About 30 minutes before roasting place the salmon fillet on a rimmed baking sheet and pat dry. Sprinkle 1-½ teaspoons of the kosher salt and ½ teaspoon of the pepper over the flesh of the salmon. Let the salmon rest for about 20 to 30 minutes to take the chill off before roasting.
Lightly spray a large ovenproof sauté pan with cooking spray. You’ll want to use a pan large enough to hold the salmon fillet when it's folded in half. Melt the butter with the olive oil in the pan over medium heat.

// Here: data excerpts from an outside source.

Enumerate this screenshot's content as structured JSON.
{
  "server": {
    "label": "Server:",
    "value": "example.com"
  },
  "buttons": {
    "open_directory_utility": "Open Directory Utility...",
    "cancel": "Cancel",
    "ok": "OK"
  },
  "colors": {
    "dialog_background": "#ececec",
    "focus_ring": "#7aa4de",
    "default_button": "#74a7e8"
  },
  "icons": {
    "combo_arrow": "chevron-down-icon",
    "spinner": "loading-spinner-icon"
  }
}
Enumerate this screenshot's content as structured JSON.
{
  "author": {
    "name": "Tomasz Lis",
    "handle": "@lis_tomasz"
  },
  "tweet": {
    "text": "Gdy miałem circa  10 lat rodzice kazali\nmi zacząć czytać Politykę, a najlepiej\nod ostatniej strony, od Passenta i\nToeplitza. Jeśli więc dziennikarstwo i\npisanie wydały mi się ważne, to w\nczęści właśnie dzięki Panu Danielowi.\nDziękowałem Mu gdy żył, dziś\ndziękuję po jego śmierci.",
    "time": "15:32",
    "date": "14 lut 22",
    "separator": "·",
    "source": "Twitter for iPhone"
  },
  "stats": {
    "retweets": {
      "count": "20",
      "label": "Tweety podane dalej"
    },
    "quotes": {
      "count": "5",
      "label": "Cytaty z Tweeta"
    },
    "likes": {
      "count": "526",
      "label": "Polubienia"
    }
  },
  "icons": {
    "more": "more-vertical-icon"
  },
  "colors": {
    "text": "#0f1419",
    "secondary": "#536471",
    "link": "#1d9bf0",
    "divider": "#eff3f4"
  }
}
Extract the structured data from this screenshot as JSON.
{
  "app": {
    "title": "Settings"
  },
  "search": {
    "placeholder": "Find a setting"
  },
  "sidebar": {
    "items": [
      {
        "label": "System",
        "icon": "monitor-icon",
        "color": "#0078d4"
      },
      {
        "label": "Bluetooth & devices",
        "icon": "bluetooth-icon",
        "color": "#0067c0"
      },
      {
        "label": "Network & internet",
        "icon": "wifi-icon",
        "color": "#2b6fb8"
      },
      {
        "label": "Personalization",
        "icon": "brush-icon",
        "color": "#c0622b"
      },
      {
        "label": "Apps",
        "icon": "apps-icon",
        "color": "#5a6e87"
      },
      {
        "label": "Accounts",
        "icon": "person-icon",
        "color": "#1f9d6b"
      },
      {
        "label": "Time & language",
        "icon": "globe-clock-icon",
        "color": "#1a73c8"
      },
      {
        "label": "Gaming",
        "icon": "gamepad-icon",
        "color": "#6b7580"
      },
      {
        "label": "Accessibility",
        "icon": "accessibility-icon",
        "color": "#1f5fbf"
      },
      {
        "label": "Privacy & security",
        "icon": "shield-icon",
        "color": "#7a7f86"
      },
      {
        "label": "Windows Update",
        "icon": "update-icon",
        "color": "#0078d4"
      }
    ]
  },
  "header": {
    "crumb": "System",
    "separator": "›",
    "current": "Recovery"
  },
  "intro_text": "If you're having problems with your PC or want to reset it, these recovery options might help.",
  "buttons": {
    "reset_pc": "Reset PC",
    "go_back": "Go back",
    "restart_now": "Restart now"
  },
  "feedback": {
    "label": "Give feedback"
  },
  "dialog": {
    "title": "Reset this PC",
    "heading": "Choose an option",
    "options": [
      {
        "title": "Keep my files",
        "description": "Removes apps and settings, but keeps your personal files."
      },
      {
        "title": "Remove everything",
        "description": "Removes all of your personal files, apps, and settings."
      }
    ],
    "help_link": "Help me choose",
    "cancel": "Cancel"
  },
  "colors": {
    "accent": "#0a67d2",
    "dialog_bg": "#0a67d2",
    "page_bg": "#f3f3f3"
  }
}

Add the sliced fennel bulb and the onion. Sauté for about 5 minutes then stir in the orange zest and the orange juice. You should have about 1 teaspoon orange zest and ½ cup orange juice.
Sprinkle with the remaining 1 teaspoon of kosher salt and ½ teaspoon of pepper. Check for seasoning, adding more kosher salt and pepper if needed.
Toss in the fennel fronds, the parsley and the thyme. Cook for an additional 7 to 10 minutes or until the onions and fennel are both very tender and the herbs are wilted.
Take about half of the onions, fennel and herb mixture and spread it on the large half of the salmon fillet. Top with slices of orange and lemon. Fold the tail end of the salmon up over the filling.
Place the salmon fillet into the pan setting it on top of the remaining onion and fennel mixture.
Roast the salmon in a 450-degree oven for 35 minutes.
Serve the salmon topped with some of the roasted fennel and onion along with an extra squeeze of fresh lemon or orange juice. Wonderful hot or at room temperature.